E' tratto dal suo libro "C'era una volta a Foggia" (edizioni Federico II), il nuovo articolo su storia e tradizioni del territorio di Ettore Braglia.
LA PIPA. Pochi foggiani sanno che tra il 1894-95 fu fondata in Foggia la società della pipa. Erano tempi fortunati e tranquilli in cui, data l’assenza di preoccupazioni “atomiche”, la gente andava in cerca di passatempi e diversivi.
IL LUOGO. La sede a Foggia era in una casetta - alle spalle dell'ex Chiesa della Maddalena in via Saverio Altamura - e si accedeva per un vicolo chiuso, che fu poi distrutto dai bombardamenti.
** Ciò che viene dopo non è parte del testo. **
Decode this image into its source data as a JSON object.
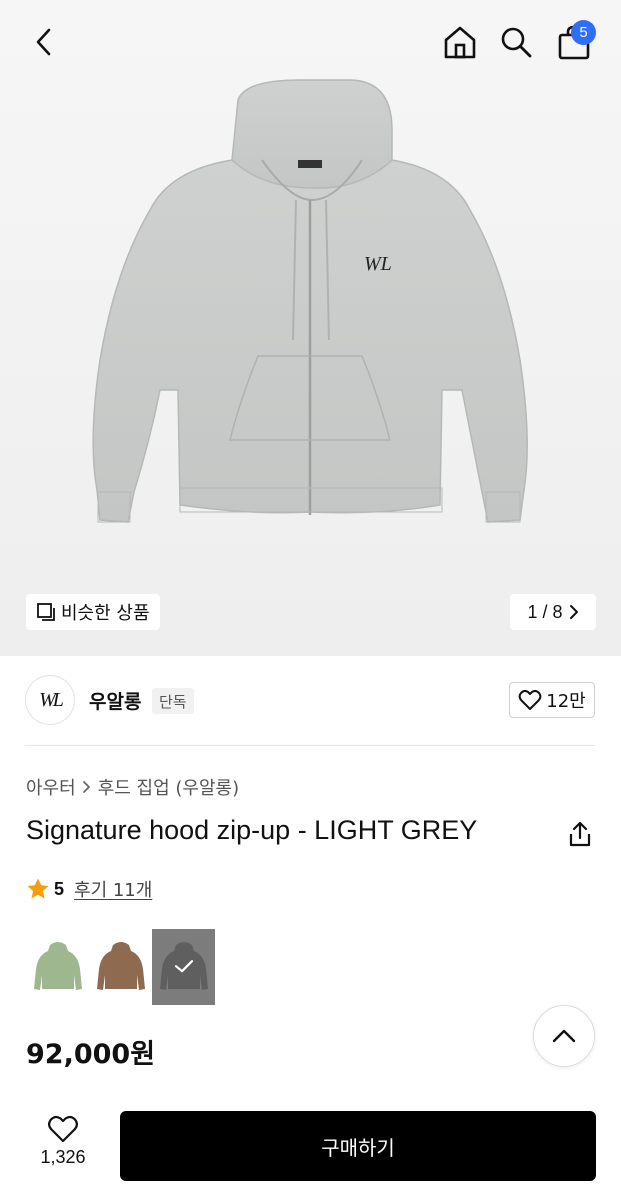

L’arredamento era della massima semplicità e si componeva di un largo e rustico tavolo di legno, una ventina di sedie impagliate e un lume a petrolio.
Sulla parete centrale campeggiava il vessillo sociale, consistente in un'asta di legno grezzo, da cui pendeva teso tra due assicelle un largo foglio di carta spessa, sul quale era disegnata una grande pipa con il motto in dialetto “la pipp ciaunisce”.
IL CIRCOLO. I soci erano quasi tutti studenti universitari: Avv. Domenico Fioritto, Dott. Teobaldi Ferreri, Avvocato Giovanni Bucci Fania, Ing. Ernesto Trifiletti, rag. Alberto Ruggieri, Paolo Mandara, Avv. Anton Piero De Angelis, Tommaso Lucatelli, Giovanni Zammarano Foscarini, Cap. Vincenzo Della Rocca, prof. Rodolfo Santollino, prof. Giuseppe Rizzelli, Mimì Russi, Roberto Russo, prof. Umberto Buontempo e altri.
Il presidente era Mimì Russi, il notissimo “viveur”, dalla squisita signorilità, ricercato nei più fini ritrovi mondani. La sede era aperta di sera, dopo la chiusura della tipografia Ferreri-Trifiletti, al Corso Vittorio Emanuele, dove c’era la ditta Ippolito. però se una parte dei soci era impegnata altrove, le riunioni si tenevano dopo mezzanotte.
C’era l’obbligo per i soci di deporre il cappello che, all’epoca era portato da tutti, sostituendolo con un altro di carta a forma triangolare e con una fascia a contorno sul quale c’era il nome di battesimo del socio, preceduto dalla qualifica “Maste”.
IL FUMO. La pipa era quella napoletana, di terracotta rossa, con lunga cannuccia.
L’ambiente ristretto era saturato di fumo diventando irrespirabile, quindi il Presidente ordinava il “cacciarulo” perché per statuto le imposte dovevano essere sempre chiuse; si apriva il balcone, più volte fino a quando il fumo non vuotava completamente la sala.
Nelle serate invernali si organizzavano cenette a base di “scagliuzz e palatelle, turcinill e scaldatelli”.
In speciali ricorrenze si banchettava e le cose si facevano a regola d’arte, con il menu stampato su speciali cartoncini listati in oro sormontati dalla pipa.
Nelle sedute e durante i banchetti era vietato parlare di politica.
IL CORO. La società aveva il suo inno che era cantato in coro dopo l’ordine del presidente e consisteva in un'interminabile tiritera con la declinazione delle cinque vocali, una per una accoppiata a tutte le lettere dell’alfabeto.
B e a= ba, B e e = be = ba be, B e i = bi=ba be bi, B e o = bo = ba be bi bo, Beu = ba be bi bo bu. E così di seguito tutte le consonanti fino alla zeta.
I "DUBBI". La totale chiusura durante il giorno del locale; le misteriose riunioni serali dalle quali alcune a tardissima ora; l’inno cantato in coro, lo strano copricapo, intravisto dalle persiane, avevano suscitato sospetti e il vicinato pensava a riti strani e misteriosi compiuti iin quella casa.
Molti amici dei soci, incuriositi andarono ad assistere a qualche seduta dell'originale società, ma l’osservanza dello statuto non ammetteva alcuna deroga per gli estranei. Alcune eccezioni furono fatte per due professionisti provinciali.